SAN BENEDETTO DEL TRONTO – Narrativa e poesia. Queste saranno le protagoniste della chiusura, per quest’anno, della stagione espositiva della Pietraia dei poeti museo di contrada Barattelle. La manifestazione ha per titolo L’autunno di Eva ed è programmata per le ore 17 di sabato 19 novembre.

“Eva è il nome di una scultura che ha ormai trentotto anni – dichiara Marcello Sgattoni, fondatore e animatore del museo – nata da un ciliegio maestoso di Castorano abbattuto per l’impianto di un vigneto. Le gambe sono due rami di ciliegio dove sicuramente nidificavano gli uccellini; ad osservarle attentamente si vedono le incastonature di vari pezzi aggiunti per correggere la linea naturale dell’albero. L’esecuzione è durata circa un anno di lavoro ed è stata faticosissima: era una delle mie prime esperienze all’uscita della crisi pittorica dei primi anni Settanta. L’opera è stata esposta in tutta Italia e oggi è il simbolo della festa d’autunno del mio museo“.

Alcuni autori operanti nel Piceno racconteranno e leggeranno le loro storie e le loro poesie. Gli artisti saranno presentati da Francesco Anzivino, filologo classico e docente di Lettere.

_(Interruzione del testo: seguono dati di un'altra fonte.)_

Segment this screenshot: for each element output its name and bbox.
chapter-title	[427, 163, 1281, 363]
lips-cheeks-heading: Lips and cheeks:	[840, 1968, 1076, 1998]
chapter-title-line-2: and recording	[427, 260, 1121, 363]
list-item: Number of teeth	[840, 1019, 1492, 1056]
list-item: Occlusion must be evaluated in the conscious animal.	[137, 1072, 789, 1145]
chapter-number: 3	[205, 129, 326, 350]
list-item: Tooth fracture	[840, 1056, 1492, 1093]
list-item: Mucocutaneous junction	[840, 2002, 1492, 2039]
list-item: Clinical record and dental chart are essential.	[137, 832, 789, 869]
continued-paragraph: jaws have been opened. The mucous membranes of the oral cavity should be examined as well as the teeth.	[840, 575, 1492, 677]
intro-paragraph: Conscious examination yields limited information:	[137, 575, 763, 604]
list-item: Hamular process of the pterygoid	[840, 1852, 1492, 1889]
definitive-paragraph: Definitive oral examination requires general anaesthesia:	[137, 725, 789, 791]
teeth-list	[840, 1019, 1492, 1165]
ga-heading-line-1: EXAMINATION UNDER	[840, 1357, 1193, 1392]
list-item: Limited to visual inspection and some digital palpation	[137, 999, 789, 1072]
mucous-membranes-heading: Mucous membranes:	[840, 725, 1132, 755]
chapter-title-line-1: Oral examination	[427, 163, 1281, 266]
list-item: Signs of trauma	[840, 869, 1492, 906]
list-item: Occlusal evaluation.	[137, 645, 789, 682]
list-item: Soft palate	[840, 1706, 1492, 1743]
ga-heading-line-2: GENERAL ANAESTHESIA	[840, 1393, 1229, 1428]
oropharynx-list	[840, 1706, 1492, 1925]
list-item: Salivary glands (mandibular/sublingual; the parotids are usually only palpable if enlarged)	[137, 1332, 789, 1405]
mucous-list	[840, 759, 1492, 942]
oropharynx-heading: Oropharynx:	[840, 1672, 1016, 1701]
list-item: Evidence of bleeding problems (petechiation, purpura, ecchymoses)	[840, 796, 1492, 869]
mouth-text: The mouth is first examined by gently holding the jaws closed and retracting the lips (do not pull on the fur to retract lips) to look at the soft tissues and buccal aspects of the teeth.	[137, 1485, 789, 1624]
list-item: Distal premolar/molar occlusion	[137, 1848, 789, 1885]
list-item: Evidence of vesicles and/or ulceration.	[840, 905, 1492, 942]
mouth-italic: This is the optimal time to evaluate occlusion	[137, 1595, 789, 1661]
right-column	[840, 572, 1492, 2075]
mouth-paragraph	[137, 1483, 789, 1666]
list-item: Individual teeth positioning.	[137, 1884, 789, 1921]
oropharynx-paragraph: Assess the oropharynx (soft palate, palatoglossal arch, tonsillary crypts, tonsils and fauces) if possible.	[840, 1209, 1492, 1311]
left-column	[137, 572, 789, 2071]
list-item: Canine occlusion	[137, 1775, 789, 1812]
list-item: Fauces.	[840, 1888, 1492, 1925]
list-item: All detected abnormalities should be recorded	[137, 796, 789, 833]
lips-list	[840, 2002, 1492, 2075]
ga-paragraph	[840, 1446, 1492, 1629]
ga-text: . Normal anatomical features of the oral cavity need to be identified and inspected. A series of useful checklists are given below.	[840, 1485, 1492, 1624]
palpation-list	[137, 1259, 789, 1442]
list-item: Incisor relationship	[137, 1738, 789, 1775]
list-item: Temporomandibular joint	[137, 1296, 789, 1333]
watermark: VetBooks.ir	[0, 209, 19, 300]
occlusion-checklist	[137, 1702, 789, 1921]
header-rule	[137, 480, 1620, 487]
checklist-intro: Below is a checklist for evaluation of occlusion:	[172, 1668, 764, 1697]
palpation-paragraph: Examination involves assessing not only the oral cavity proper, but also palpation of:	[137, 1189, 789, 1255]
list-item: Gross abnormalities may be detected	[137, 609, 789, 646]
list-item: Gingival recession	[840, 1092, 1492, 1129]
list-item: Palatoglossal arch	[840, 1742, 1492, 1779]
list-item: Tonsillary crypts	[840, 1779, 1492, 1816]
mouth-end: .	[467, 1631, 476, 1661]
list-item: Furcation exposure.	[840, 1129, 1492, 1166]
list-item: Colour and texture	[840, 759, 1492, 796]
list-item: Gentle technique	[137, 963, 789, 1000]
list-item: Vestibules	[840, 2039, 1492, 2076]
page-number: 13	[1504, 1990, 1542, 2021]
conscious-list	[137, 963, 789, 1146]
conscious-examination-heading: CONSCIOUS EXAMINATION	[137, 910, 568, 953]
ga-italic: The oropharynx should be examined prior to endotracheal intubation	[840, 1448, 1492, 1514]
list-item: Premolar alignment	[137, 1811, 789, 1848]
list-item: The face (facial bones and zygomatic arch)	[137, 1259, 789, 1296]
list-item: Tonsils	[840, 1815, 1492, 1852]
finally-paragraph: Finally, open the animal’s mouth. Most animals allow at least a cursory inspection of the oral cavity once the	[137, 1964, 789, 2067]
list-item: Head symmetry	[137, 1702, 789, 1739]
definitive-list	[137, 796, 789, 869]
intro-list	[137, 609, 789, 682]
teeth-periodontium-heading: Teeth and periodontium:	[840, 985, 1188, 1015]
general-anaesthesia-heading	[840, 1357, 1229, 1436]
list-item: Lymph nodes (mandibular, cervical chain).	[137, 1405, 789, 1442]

Parteciperanno, tra gli altri, con loro testi Augusto Amabili, operaio con la passione per la pittura e la scrittura, Franco Cameli, giornalista e poeta, Francesco Casagrande, studente e poeta, Antonio De Signoribus, scrittore e antropologo di Cupra Marittima.

La serata si chiuderà con degustazione dei prodotti autunnali del nostro territorio.